In a piece published on The Root, Danielle Belton explored the question, “Have I wasted the Civil Rights Legacy?” Belton writes, “Our parents, to the contrary of our perceived decadence and weakness, explained to us that love doesn’t work that way. That they and those before them had fought hard so their children could have what they and so many others had not had. A choice.”
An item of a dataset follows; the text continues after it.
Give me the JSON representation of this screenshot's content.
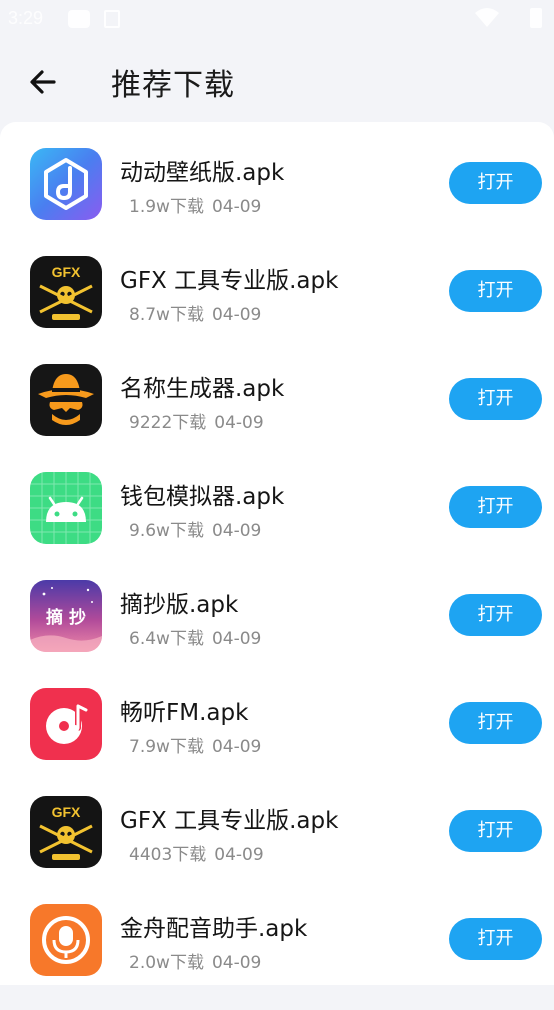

I recently celebrated the benefits of choice at my 30-year high school reunion. Lane Tech College Prep is a school located on a side of Chicago that used to be primarily white, and began its history as all white and all male. This daughter of a mother who grew up in the Jim Crow South is a proud graduate of the institution, and part of the school’s legacy. I stood tall on the shoulders of my ancestors, and hope to offer shoulders to the successive generation to do better, and achieve more—not foolishly devolve back into a victim mentality.
Lemon and Belton are saying the same things: as Blacks we have choices that our predecessors only dreamed about, yet fought hard, and even died for us to realize. We must stop wallowing, stop crying racism and victimization where none exists, and start making better use of those choices. When taken for granted, what was acquired under blood, sweat, and pain of death can too easily be taken away.